今回の「レオニー」では「6年間このことを考え続けているのは私だけでしょ」って思ったら怖いものがなかった(笑)。そのかわり、カメラマンさんもほかのスタッフも、私よりはるかにキャリアがある方でしたから、私の「これを伝えたい」という意見に対して、「それだったら監督のカット割りよりこのほうが生きると思うんだけど」と言って下さることも多くて、それを取り入れるということもたくさんありました。時々私が意固地になることもあったけど(笑)。結局、リーダーシップというのは自分の問題、リーダーその人の問題だということを、今回改めて感じましたね。




1)「イサム・ノグチ~宿命の越境者~」ドウス昌代著 講談社文庫
2)2005年、一般の人らによって結成された、松井さんの第三作目の製作を応援する会。賛同金を募り会員は全国で3000人を超えた。
3)「ユキエ」:1998年公開。松井さんの初監督作品。戦争花嫁として国際結婚をしてアメリカに暮らし、晩年にアルツハイマー症を発症した日本人女性を描いた。主演は、倍賞美津子
「折り梅」:2002年公開。松井さんの映画2作目。製作・脚本・監督の三役を務めた。アルツハイマー症の女性高齢者と介護する嫁の実話で、小菅もと子の手記「忘れても、しあわせ」を基に製作。主演は原田美枝子、吉行和子




プロフィール
松井久子(まつい・ひさこ)
早稲田大学文学部演劇学科を卒業。「週刊平凡」「アンアン」等の雑誌ライターを経て、
1976年、俳優のプロダクション(有)イフを設立。数多くの俳優のマネージメントを手がける。1985年、(株)エッセン・コミュニケーションズを設立し、プロデューサーとしてドラマ、旅情報、ドキュメンタリー等のテレビ番組を多数企画・制作。
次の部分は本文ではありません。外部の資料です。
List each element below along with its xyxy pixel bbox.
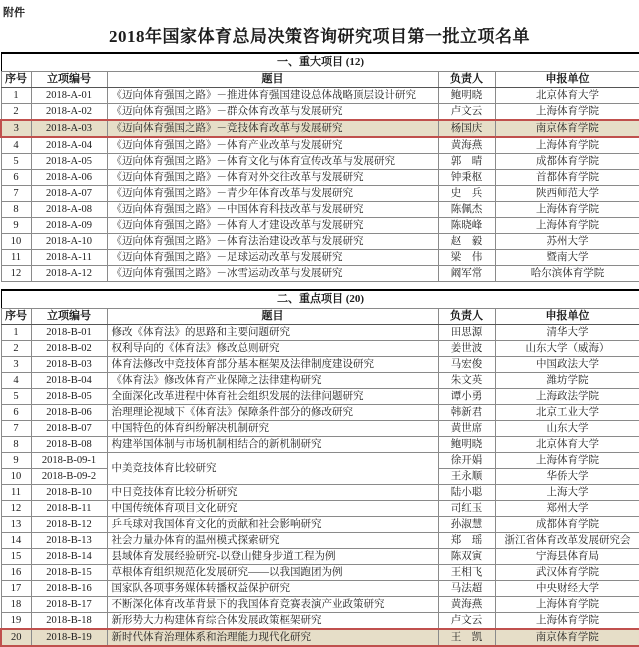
cell-org: 暨南大学 [495,250,639,266]
cell-title: 《迈向体育强国之路》－足球运动改革与发展研究 [107,250,438,266]
cell-code: 2018-B-06 [31,405,107,421]
cell-title: 新形势大力构建体育综合体发展政策框架研究 [107,613,438,630]
table-row [1,373,639,389]
column-header-no: 序号 [1,72,31,88]
table-row [1,581,639,597]
key-projects-table [0,289,639,647]
cell-title: 《迈向体育强国之路》－中国体育科技改革与发展研究 [107,202,438,218]
cell-code: 2018-A-01 [31,88,107,104]
table-row [1,250,639,266]
cell-code: 2018-A-12 [31,266,107,282]
table-row [1,186,639,202]
table-row [1,437,639,453]
cell-no: 18 [1,597,31,613]
cell-code: 2018-A-10 [31,234,107,250]
table-row [1,202,639,218]
cell-no: 9 [1,453,31,469]
cell-org: 中央财经大学 [495,581,639,597]
cell-title: 草根体育组织规范化发展研究——以我国跑团为例 [107,565,438,581]
cell-code: 2018-A-07 [31,186,107,202]
cell-no: 20 [1,629,31,646]
cell-leader: 王永顺 [438,469,495,485]
cell-leader: 郑 瑶 [438,533,495,549]
cell-code: 2018-B-04 [31,373,107,389]
table-row [1,533,639,549]
cell-no: 6 [1,405,31,421]
cell-code: 2018-B-09-1 [31,453,107,469]
cell-title: 国家队各项事务媒体转播权益保护研究 [107,581,438,597]
column-header-leader: 负责人 [438,309,495,325]
cell-org: 成都体育学院 [495,517,639,533]
cell-leader: 阚军常 [438,266,495,282]
cell-code: 2018-A-03 [31,120,107,137]
cell-no: 11 [1,250,31,266]
table-row [1,234,639,250]
cell-title: 构建举国体制与市场机制相结合的新机制研究 [107,437,438,453]
table-row [1,565,639,581]
cell-no: 10 [1,469,31,485]
table-row [1,613,639,630]
cell-code: 2018-B-15 [31,565,107,581]
cell-no: 7 [1,186,31,202]
cell-no: 3 [1,357,31,373]
table-row [1,266,639,282]
cell-no: 17 [1,581,31,597]
cell-code: 2018-A-09 [31,218,107,234]
cell-leader: 陈佩杰 [438,202,495,218]
cell-no: 3 [1,120,31,137]
cell-leader: 陆小聪 [438,485,495,501]
cell-no: 11 [1,485,31,501]
cell-org: 上海体育学院 [495,218,639,234]
cell-leader: 鲍明晓 [438,437,495,453]
cell-leader: 马法超 [438,581,495,597]
table-header-row [1,72,639,88]
cell-code: 2018-A-05 [31,154,107,170]
cell-title: 《迈向体育强国之路》－青少年体育改革与发展研究 [107,186,438,202]
cell-org: 上海体育学院 [495,597,639,613]
cell-code: 2018-A-02 [31,104,107,121]
cell-leader: 谭小勇 [438,389,495,405]
table-row [1,453,639,469]
cell-no: 9 [1,218,31,234]
column-header-no: 序号 [1,309,31,325]
cell-org: 北京体育大学 [495,437,639,453]
cell-title: 《迈向体育强国之路》－体育人才建设改革与发展研究 [107,218,438,234]
cell-org: 上海体育学院 [495,613,639,630]
cell-org: 中国政法大学 [495,357,639,373]
column-header-org: 申报单位 [495,309,639,325]
section-heading-major [1,53,639,72]
cell-org: 哈尔滨体育学院 [495,266,639,282]
cell-no: 1 [1,325,31,341]
cell-code: 2018-B-10 [31,485,107,501]
cell-org: 潍坊学院 [495,373,639,389]
cell-no: 12 [1,501,31,517]
cell-title: 中日竞技体育比较分析研究 [107,485,438,501]
cell-leader: 钟秉枢 [438,170,495,186]
cell-org: 山东大学 [495,421,639,437]
column-header-title: 题目 [107,72,438,88]
cell-title: 《迈向体育强国之路》－群众体育改革与发展研究 [107,104,438,121]
cell-title: 县域体育发展经验研究-以登山健身步道工程为例 [107,549,438,565]
cell-no: 8 [1,437,31,453]
cell-no: 4 [1,137,31,154]
table-row [1,549,639,565]
cell-title: 全面深化改革进程中体育社会组织发展的法律问题研究 [107,389,438,405]
cell-no: 5 [1,389,31,405]
cell-title: 修改《体育法》的思路和主要问题研究 [107,325,438,341]
cell-no: 2 [1,341,31,357]
table-row [1,170,639,186]
cell-code: 2018-A-06 [31,170,107,186]
cell-leader: 陈双寅 [438,549,495,565]
cell-org: 浙江省体育改革发展研究会 [495,533,639,549]
cell-leader: 陈晓峰 [438,218,495,234]
table-row [1,517,639,533]
cell-leader: 杨国庆 [438,120,495,137]
cell-title: 《迈向体育强国之路》－冰雪运动改革与发展研究 [107,266,438,282]
table-row [1,341,639,357]
cell-code: 2018-B-19 [31,629,107,646]
cell-leader: 史 兵 [438,186,495,202]
cell-org: 南京体育学院 [495,120,639,137]
cell-no: 13 [1,517,31,533]
cell-org: 南京体育学院 [495,629,639,646]
table-row [1,485,639,501]
cell-org: 上海体育学院 [495,453,639,469]
section-heading-text: 一、重大项目 (12) [1,53,639,72]
cell-org: 上海体育学院 [495,137,639,154]
table-row [1,597,639,613]
column-header-org: 申报单位 [495,72,639,88]
table-row-highlighted [1,120,639,137]
cell-title: 治理理论视域下《体育法》保障条件部分的修改研究 [107,405,438,421]
cell-no: 8 [1,202,31,218]
cell-title: 《迈向体育强国之路》－体育对外交往改革与发展研究 [107,170,438,186]
cell-code: 2018-B-17 [31,597,107,613]
cell-org: 武汉体育学院 [495,565,639,581]
cell-title: 社会力量办体育的温州模式探索研究 [107,533,438,549]
cell-title: 《迈向体育强国之路》－体育产业改革与发展研究 [107,137,438,154]
cell-org: 上海政法学院 [495,389,639,405]
cell-code: 2018-B-02 [31,341,107,357]
cell-org: 成都体育学院 [495,154,639,170]
cell-title: 中国特色的体育纠纷解决机制研究 [107,421,438,437]
cell-leader: 王 凯 [438,629,495,646]
cell-org: 宁海县体育局 [495,549,639,565]
cell-leader: 姜世波 [438,341,495,357]
cell-leader: 王相飞 [438,565,495,581]
page-title: 2018年国家体育总局决策咨询研究项目第一批立项名单 [109,27,530,46]
table-row [1,421,639,437]
column-header-code: 立项编号 [31,309,107,325]
cell-org: 郑州大学 [495,501,639,517]
cell-title: 《迈向体育强国之路》－体育文化与体育宣传改革与发展研究 [107,154,438,170]
cell-leader: 马宏俊 [438,357,495,373]
cell-title: 中国传统体育项目文化研究 [107,501,438,517]
cell-title: 新时代体育治理体系和治理能力现代化研究 [107,629,438,646]
cell-code: 2018-B-09-2 [31,469,107,485]
cell-no: 16 [1,565,31,581]
cell-code: 2018-B-07 [31,421,107,437]
cell-org: 北京体育大学 [495,88,639,104]
cell-code: 2018-B-03 [31,357,107,373]
table-row [1,88,639,104]
cell-code: 2018-B-05 [31,389,107,405]
cell-code: 2018-B-16 [31,581,107,597]
column-header-leader: 负责人 [438,72,495,88]
table-row [1,154,639,170]
cell-leader: 赵 毅 [438,234,495,250]
cell-no: 5 [1,154,31,170]
cell-no: 15 [1,549,31,565]
section-heading-key [1,290,639,309]
cell-leader: 梁 伟 [438,250,495,266]
cell-leader: 韩新君 [438,405,495,421]
cell-title: 不断深化体育改革背景下的我国体育竞赛表演产业政策研究 [107,597,438,613]
cell-org: 华侨大学 [495,469,639,485]
table-row [1,405,639,421]
table-row-highlighted [1,629,639,646]
cell-no: 6 [1,170,31,186]
cell-leader: 黄海燕 [438,597,495,613]
table-header-row [1,309,639,325]
table-row [1,389,639,405]
table-row [1,357,639,373]
cell-org: 上海体育学院 [495,202,639,218]
cell-org: 清华大学 [495,325,639,341]
cell-org: 苏州大学 [495,234,639,250]
cell-org: 北京工业大学 [495,405,639,421]
cell-leader: 司红玉 [438,501,495,517]
cell-code: 2018-B-14 [31,549,107,565]
table-row [1,325,639,341]
cell-code: 2018-A-04 [31,137,107,154]
cell-title: 《迈向体育强国之路》－体育法治建设改革与发展研究 [107,234,438,250]
cell-title: 《迈向体育强国之路》－竞技体育改革与发展研究 [107,120,438,137]
column-header-title: 题目 [107,309,438,325]
table-row [1,137,639,154]
table-row [1,104,639,121]
cell-title: 《迈向体育强国之路》－推进体育强国建设总体战略顶层设计研究 [107,88,438,104]
cell-leader: 徐开娟 [438,453,495,469]
cell-org: 上海大学 [495,485,639,501]
cell-leader: 朱文英 [438,373,495,389]
attachment-label: 附件 [3,7,25,19]
cell-title: 乒乓球对我国体育文化的贡献和社会影响研究 [107,517,438,533]
cell-no: 14 [1,533,31,549]
cell-title: 《体育法》修改体育产业保障之法律建构研究 [107,373,438,389]
cell-code: 2018-B-08 [31,437,107,453]
cell-leader: 鲍明晓 [438,88,495,104]
cell-title: 中美竞技体育比较研究 [107,453,438,485]
cell-no: 2 [1,104,31,121]
cell-leader: 孙淑慧 [438,517,495,533]
cell-no: 7 [1,421,31,437]
cell-code: 2018-B-18 [31,613,107,630]
cell-code: 2018-B-12 [31,517,107,533]
cell-org: 上海体育学院 [495,104,639,121]
cell-no: 10 [1,234,31,250]
cell-leader: 卢文云 [438,613,495,630]
cell-title: 权利导向的《体育法》修改总则研究 [107,341,438,357]
cell-leader: 郭 晴 [438,154,495,170]
table-row [1,218,639,234]
cell-code: 2018-A-08 [31,202,107,218]
cell-no: 19 [1,613,31,630]
cell-code: 2018-A-11 [31,250,107,266]
major-projects-table [0,52,639,282]
cell-org: 山东大学（威海） [495,341,639,357]
cell-leader: 黄海燕 [438,137,495,154]
cell-org: 首都体育学院 [495,170,639,186]
cell-title: 体育法修改中竞技体育部分基本框架及法律制度建设研究 [107,357,438,373]
column-header-code: 立项编号 [31,72,107,88]
cell-leader: 卢文云 [438,104,495,121]
section-heading-text: 二、重点项目 (20) [1,290,639,309]
cell-code: 2018-B-13 [31,533,107,549]
cell-code: 2018-B-01 [31,325,107,341]
table-row [1,501,639,517]
cell-no: 4 [1,373,31,389]
cell-no: 1 [1,88,31,104]
cell-code: 2018-B-11 [31,501,107,517]
cell-leader: 田思源 [438,325,495,341]
cell-leader: 黄世席 [438,421,495,437]
cell-org: 陕西师范大学 [495,186,639,202]
cell-no: 12 [1,266,31,282]
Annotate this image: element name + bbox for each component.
映画初監督作品「ユキエ」(1998年)では、アメリカ・ルイジアナを舞台に、45年間連れ添った夫婦の愛と老いの姿を描き、国内外の映画祭で高い評価を得る。第2作「折り梅」(2002年)では脚本も手がけ、日本の平均的な家族が再生する姿を老人介護を軸に描き、公開から2年間で100万人の観客を動員。全国1350箇所を超える自主上映会が今も続いている。
現在、製作・脚本・監督を手がけた3作目「レオニー」が全国で上映中。